Iran's international banking transactions have long been hampered by US sanctions, making it challenging for the country to engage in seamless financial transactions with the global community. This has had a profound impact on Iran's ability to access its own funds, which have been frozen in various international banks. The proposed financial institution could potentially help in bypassing these sanctions, allowing Iran greater access to foreign currency and enabling smoother trade operations.
In a significant development, Iran and the US reached an agreement in August 2023 that led to the exchange of five detained Americans in Tehran for five Iranians imprisoned in the US. A crucial part of this deal was the transfer of $6 billion in frozen Iranian assets from South Korean banks to Qatar, allowing Iran conditional access to the funds for the purchase of non-sanctioned goods. However, following a Hamas attack in October, the US and Qatar agreed to impose restrictions on Iran's access to these funds, halting the full disbursement but not completely freezing the assets.

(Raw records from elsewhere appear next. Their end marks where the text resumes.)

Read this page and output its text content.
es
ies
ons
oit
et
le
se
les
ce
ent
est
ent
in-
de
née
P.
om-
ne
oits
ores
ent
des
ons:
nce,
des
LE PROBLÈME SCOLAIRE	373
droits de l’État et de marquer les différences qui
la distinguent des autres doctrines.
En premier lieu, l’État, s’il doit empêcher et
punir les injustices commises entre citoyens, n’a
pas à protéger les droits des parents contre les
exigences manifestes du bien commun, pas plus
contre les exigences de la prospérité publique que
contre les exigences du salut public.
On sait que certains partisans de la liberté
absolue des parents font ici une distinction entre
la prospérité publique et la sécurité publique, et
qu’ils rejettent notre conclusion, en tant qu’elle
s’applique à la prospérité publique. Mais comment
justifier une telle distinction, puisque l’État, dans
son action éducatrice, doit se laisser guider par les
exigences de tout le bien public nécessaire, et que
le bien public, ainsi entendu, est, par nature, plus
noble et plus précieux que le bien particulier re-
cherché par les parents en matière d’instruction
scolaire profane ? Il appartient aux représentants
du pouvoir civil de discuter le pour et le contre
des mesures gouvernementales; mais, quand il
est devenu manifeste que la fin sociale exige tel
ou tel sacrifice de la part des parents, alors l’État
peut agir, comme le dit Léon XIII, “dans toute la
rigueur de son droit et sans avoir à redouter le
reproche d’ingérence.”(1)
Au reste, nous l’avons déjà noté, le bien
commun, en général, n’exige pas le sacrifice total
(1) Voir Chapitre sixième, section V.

The head of the Iran-Qatar Joint Chamber of Commerce, Mostafa Salehinejad, has expressed hope that the recent visit of the Iranian President to Qatar will result in the establishment of an exchange bureau, which would significantly streamline financial transactions between the two countries. This joint exchange house could potentially help in bypassing international sanctions, allowing Iran greater access to foreign currency and enabling smoother trade operations.
According to Salehinejad, Iranian traders currently have to transfer their foreign earnings to the UAE first and then to Iran, which reduces their profits by 20%. The establishment of a joint bank or exchange house could provide a solution to this problem, allowing for more efficient and cost-effective financial transactions.
While Qatar is committed to international laws that focus on sanctions against Iran, Salehinejad believes that the establishment of a currency exchange entity could be a significant achievement under the current circumstances. This plan was previously under study during the previous Iranian administration, and the current administration is optimistic about its implementation.
The proposed financial institution could potentially play a crucial role in unlocking Iran's financial potential, providing the country with greater access to its frozen assets and enabling smoother international transactions. As Iran continues to navigate the complex web of sanctions, the establishment of such a financial entity could be a game-changer, paving the way for increased economic cooperation and integration with the global financial system.